If you haven’t checked out my first post on my recent travels in Japan, check it out here. Otherwise, we’re moving on to the next part!
After an overnight stay in Atami, we left the hotel the next morning after breakfast, boarding the tour bus to our next destination: the Fuji-Hakone-Izu National Park. It is the most-visited park in Japan, and it is humongous, covering over 1200 square kilometers of land. We pretty much spent the majority of our day touring the different sites within the park, starting with a *lackluster* twenty-minute boat ride over; I say “lackluster,” because it was an overcast day- super cloudy and foggy such that, unfortunately, we couldn’t see Mt. Fuji from the distance. A huge bummer, because who doesn’t not see Mt. Fuji when in Japan? Definitely was a sad moment. 😦
Any case, we spent the morning at the Hakone Sekisho, one of the most important checkpoints used by shoguns during the Edo Era in the seventeenth century in order to protect the area from enemies. The broad-roofed structures displayed statue reenactments of what the people did “back in the day,” whether cooking, working, and otherwise trying to keep the place safe. There was also a pretty nice view of Lake Ashi on top of the hill, accessible by a semi-long flight of dusty steps. Not too shabby!
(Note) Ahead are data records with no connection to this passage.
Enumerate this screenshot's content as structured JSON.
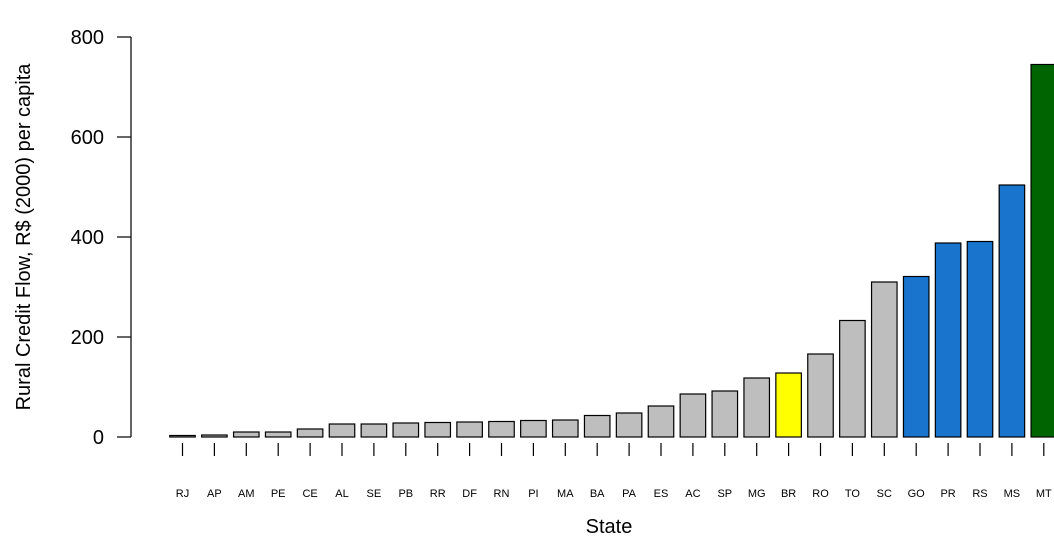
{
  "chart_data": {
    "type": "bar",
    "title": "",
    "xlabel": "State",
    "ylabel": "Rural Credit Flow, R$ (2000) per capita",
    "ylim": [
      0,
      800
    ],
    "yticks": [
      0,
      200,
      400,
      600,
      800
    ],
    "grid": false,
    "categories": [
      "RJ",
      "AP",
      "AM",
      "PE",
      "CE",
      "AL",
      "SE",
      "PB",
      "RR",
      "DF",
      "RN",
      "PI",
      "MA",
      "BA",
      "PA",
      "ES",
      "AC",
      "SP",
      "MG",
      "BR",
      "RO",
      "TO",
      "SC",
      "GO",
      "PR",
      "RS",
      "MS",
      "MT"
    ],
    "values": [
      3,
      4,
      10,
      10,
      16,
      26,
      26,
      28,
      29,
      30,
      31,
      33,
      34,
      43,
      48,
      62,
      86,
      92,
      118,
      128,
      166,
      233,
      310,
      321,
      388,
      391,
      504,
      745
    ],
    "colors": [
      "#bebebe",
      "#bebebe",
      "#bebebe",
      "#bebebe",
      "#bebebe",
      "#bebebe",
      "#bebebe",
      "#bebebe",
      "#bebebe",
      "#bebebe",
      "#bebebe",
      "#bebebe",
      "#bebebe",
      "#bebebe",
      "#bebebe",
      "#bebebe",
      "#bebebe",
      "#bebebe",
      "#bebebe",
      "#ffff00",
      "#bebebe",
      "#bebebe",
      "#bebebe",
      "#1874cd",
      "#1874cd",
      "#1874cd",
      "#1874cd",
      "#006400"
    ]
  }
}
Before exiting the Hakone Sekisho, we visited a secret box-making shop in the touristy area, where we watched the box maker demonstrate the secret to opening wooden, secret boxes through a series of Rubrics cube-like twists and turns. It was fascinating; I would’ve loved to purchase one of the boxes in the store, but they were quite pricey and who knows if I could open them?! Alas, one can dream…
Had an average, European-Japanese fusion buffet lunch at a nearby hotel (not where we stayed) before heading out to another part of the massive park. We visited the Onshi Hakone Koen Park, an area once an imperial villa for the emperor to relax and enjoy himself. The villa was destroyed twice in two earthquakes, and so today’s “villa” (at least, from the building that I saw) is a new one. Nevertheless, it offered a nice view of the lake and mountains, although again, we were unable to make out Mt. Fuji in the distance (darn!). Still a lovely sight, though.
We then took a stroll around the park’s area, going down 200-plus steps of mossy (and slippery!) steps and arriving at a spot with views of the lake around us: boats on one side, lush green mountains on the other. There was also a long, pretty wooden bridge along the lake, which we crossed to return to the tour bus.
We left the entire park in the afternoon, taking about a one-and-a-half-hour drive to the capital of Tokyo where once arriving, we checked into our hotel and headed out again for a walking tour of Shinjuku, one of the most popular municipalities of Tokyo, as it offers lots of food and shopping opportunities and contains the busiest train station worldwide (eponymously-named Shinjuku as well). Definitely a representation of the busy city life, full of colorful flashing lights, rising high towers, and a huge Godzilla statue in the heart of the municipal (yes, Godzilla himself!).
We were given time on our own to explore the area, and so my family and I wandered around the Shinjuku station where it contained a crowded underground shopping area (selling both food and non-food items) and lots of clothing shops (I was introduced to UNIQLO, and it was a life changer). We also peeked into the narrow alleys of the Golden Gai, known for housing plenty of small eateries and bars for that nightlife experience.
Another thing we did was shop around at the stationary stores, since my sister wanted to buy some *cheaper* Dr. Grip pens, as they apparently work really well and are three times the price overseas. Afterwards, we got dinner at a place serving omurice, or omelettes containing rice in its center- it’s a Western-influenced Japanese dish, and although it was a tad pricey, my mochi-cheese flavored one was hearty and delicious! 😛
Before heading back to our hotel, we decided to check out the view of Tokyo from the top of one of the towers at night; unfortunately, it was still light out (19h00) when we went to the top, so we didn’t get that nighttime, skyline experience. But the views were still beautiful; I can’t believe Tokyo is that huge!
We finally returned to our hotel around 20h00, exhausted, but happy that we got to see a lot for the day. After a nice shower, some down time in the room, we turned in for the night.